Compulsões e Acumulação
“Doutora, depois de tanto tempo eu continuo comendo compulsivamente. Sinto-me uma obesa e não consigo emagrecer”.
Quantos métodos purgativos ela já tentou. Hoje incorpora a incapacidade de controlar sua voracidade a uma sensação tão sutil quanto devastadora, de SET incapaz.
E aliado a esse movimento de descontrole, quantos outros andam conjugados.
Compra demasiadamente sem conseguir objetivar um controle financeiro.
Pensar em um comportamento é revelar uma série por semelhança.
Descontrole, acumulação, sensação de menos valia.
A atitude compulsiva de acumulação é uma síndrome em nossos dias, seja de alimentos e bebidas, ocasionando os distúrbios alimentares entre outros, seja de objetos, ocasionando a compulsão por compras.
Acumulamos, acumulamos, consumimos como forma cultural, criando um EU, ego, pesado.
Por trás desse processo está a intocável baixa auto-estima. Como em um mecanismo que se re-alimenta,
Baixa Auto Estima – Acumulação – Mais baixa auto estima – Mais Acumulação...
Na busca do alento, o encontro de um maior desespero.
Com uma baixa auto-estima nos sentimos frágeis, vulneráveis. É nesse momento que nosso inconsciente busca mecanismos defensivos contra esse terrível medo de aniquilação. A gordura defende o indivíduo contra o meio, tornando-o mais forte. Como os animais que estocam tanta reserva de gordura para os meses carenciais, para o inverno.
Mas esse “estoque” inconsciente não gera a saciedade apenas mais carência.
São tantas camadas de gordura que se acumulam para defender um corpo sentido como carente e vulnerável.
Contra a fantasia de falta de recursos, de objetos necessários para sua sobrevivência, se consome, como a formiga que estoca para os meses difíceis, onde não terá mais os recursos disponíveis.

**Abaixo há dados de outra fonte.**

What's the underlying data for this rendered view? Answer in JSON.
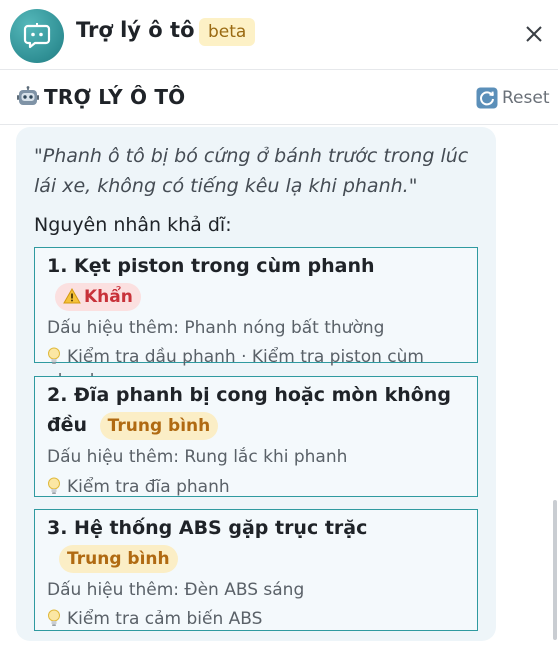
{
  "header": {
    "title": "Trợ lý ô tô",
    "badge": "beta",
    "avatar_icon": "chat-bot-icon",
    "close_icon": "close-icon"
  },
  "subbar": {
    "icon": "robot-icon",
    "title": "TRỢ LÝ Ô TÔ",
    "reset_icon": "refresh-icon",
    "reset_label": "Reset"
  },
  "main": {
    "quote": "\"Phanh ô tô bị bó cứng ở bánh trước trong lúc lái xe, không có tiếng kêu lạ khi phanh.\"",
    "causes_heading": "Nguyên nhân khả dĩ:",
    "causes": [
      {
        "title": "1. Kẹt piston trong cùm phanh",
        "tag_icon": "warning-icon",
        "tag": "Khẩn",
        "sign": "Dấu hiệu thêm: Phanh nóng bất thường",
        "check": "Kiểm tra dầu phanh · Kiểm tra piston cùm phanh"
      },
      {
        "title": "2. Đĩa phanh bị cong hoặc mòn không đều",
        "tag": "Trung bình",
        "sign": "Dấu hiệu thêm: Rung lắc khi phanh",
        "check": "Kiểm tra đĩa phanh"
      },
      {
        "title": "3. Hệ thống ABS gặp trục trặc",
        "tag": "Trung bình",
        "sign": "Dấu hiệu thêm: Đèn ABS sáng",
        "check": "Kiểm tra cảm biến ABS"
      }
    ]
  },
  "colors": {
    "accent": "#2f9aa0",
    "urgent": "#c8323a",
    "medium": "#b06a12",
    "badge_bg": "#fdf1c6"
  }
}
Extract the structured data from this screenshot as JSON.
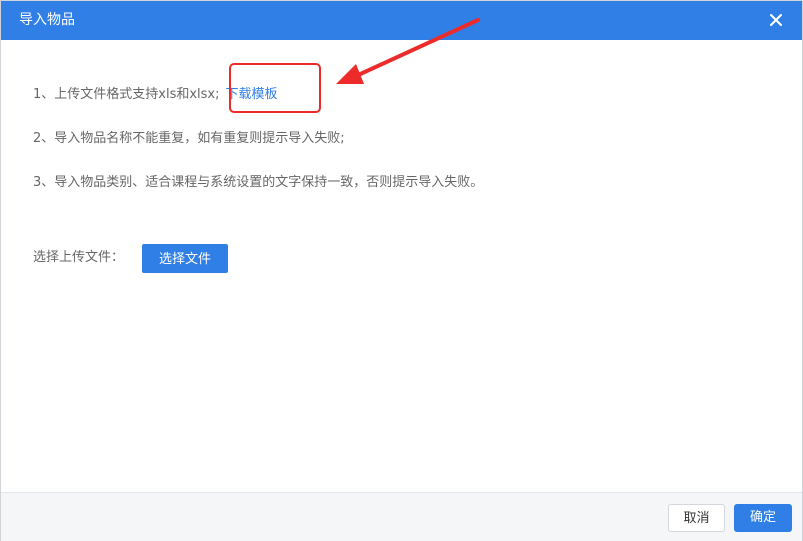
{
  "dialog": {
    "title": "导入物品",
    "close_icon": "close-icon"
  },
  "instructions": {
    "line1_text": "1、上传文件格式支持xls和xlsx;",
    "download_link": "下载模板",
    "line2_text": "2、导入物品名称不能重复，如有重复则提示导入失败;",
    "line3_text": "3、导入物品类别、适合课程与系统设置的文字保持一致，否则提示导入失败。"
  },
  "upload": {
    "label": "选择上传文件：",
    "button_label": "选择文件"
  },
  "footer": {
    "cancel_label": "取消",
    "confirm_label": "确定"
  },
  "colors": {
    "accent": "#2f7fe6",
    "annotation": "#ee2b2b"
  }
}
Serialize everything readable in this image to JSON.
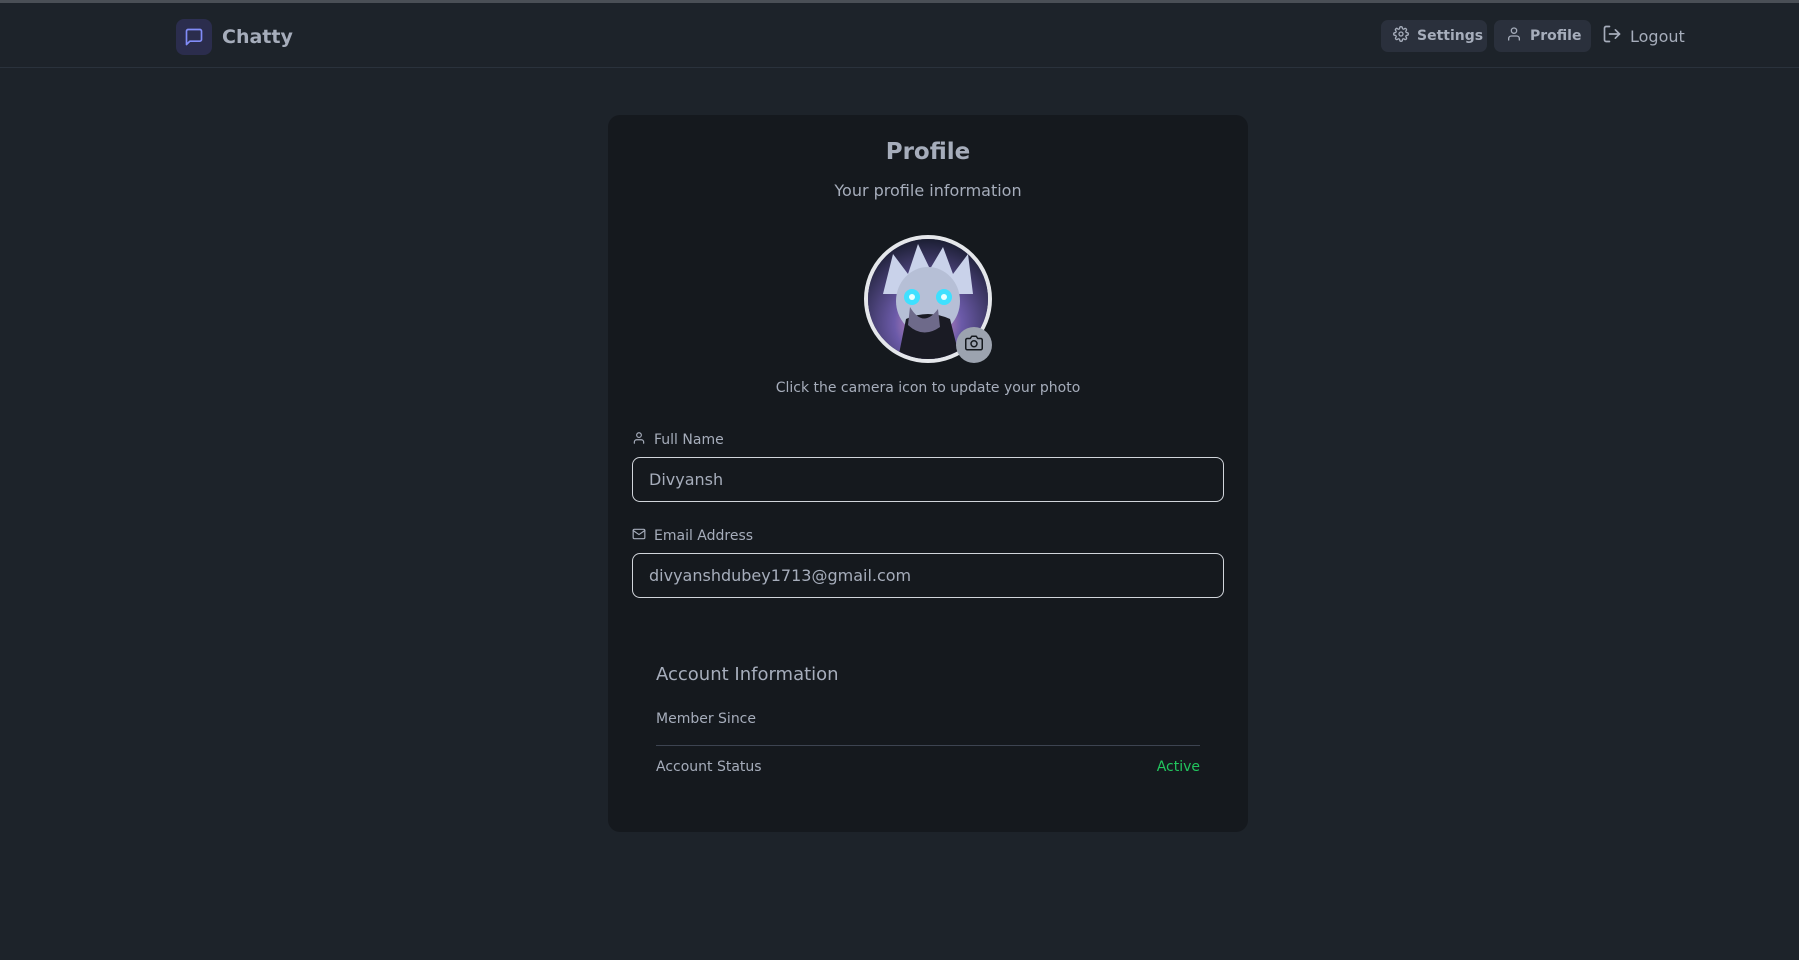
{
  "header": {
    "app_name": "Chatty",
    "nav": {
      "settings": "Settings",
      "profile": "Profile",
      "logout": "Logout"
    }
  },
  "profile_card": {
    "title": "Profile",
    "subtitle": "Your profile information",
    "avatar_hint": "Click the camera icon to update your photo",
    "full_name_label": "Full Name",
    "full_name_value": "Divyansh",
    "email_label": "Email Address",
    "email_value": "divyanshdubey1713@gmail.com"
  },
  "account_info": {
    "title": "Account Information",
    "member_since_label": "Member Since",
    "member_since_value": "",
    "status_label": "Account Status",
    "status_value": "Active"
  },
  "colors": {
    "background": "#1d232a",
    "card": "#15191e",
    "status_active": "#22c55e",
    "brand_icon": "#818cf8"
  },
  "icons": [
    "message-square-icon",
    "gear-icon",
    "user-icon",
    "logout-icon",
    "camera-icon",
    "mail-icon"
  ]
}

Mas a “Lenda da Cigarra e da Formiga” aqui acaba diferente. Vivemos em uma economia que nos cega a noção de necessidade, presente e futura. Estimula consumir sempre e mais.
Um sujeito que se sente seguro e auto afirmado não desenvolve o comportamento acumulador.
A base da segurança e auto- estima está na possibilidade de uma pessoa plena que percebe ser amada e capaz de amar. Que se preserva entendendo e respeitando seus limites. Sem medo.
Para atingirmos esse caminho para a realização pessoal, medidas de reconstrução do narcisismo são necessárias. Não mais buscando fora o que falta, mas encontrando dentro os alicerces necessários e fortes. Esses podem ser acumulados.
A confrontação e elaboração de feridas históricas ao narcisismo e a auto-imagem permitem a liberdade de comportamentos antes tidos como amalgamados a individualidade.
Esse é o Princípio da AutoConservação e Preservação.
Reconstruímos e elaboramos mas sempre a partir do tempo presente. O passado se reescreve no aqui e agora, pois é nesse tempo que vivemos e nesse tempo que devemos inscrever nossa relação verdadeira com o meio.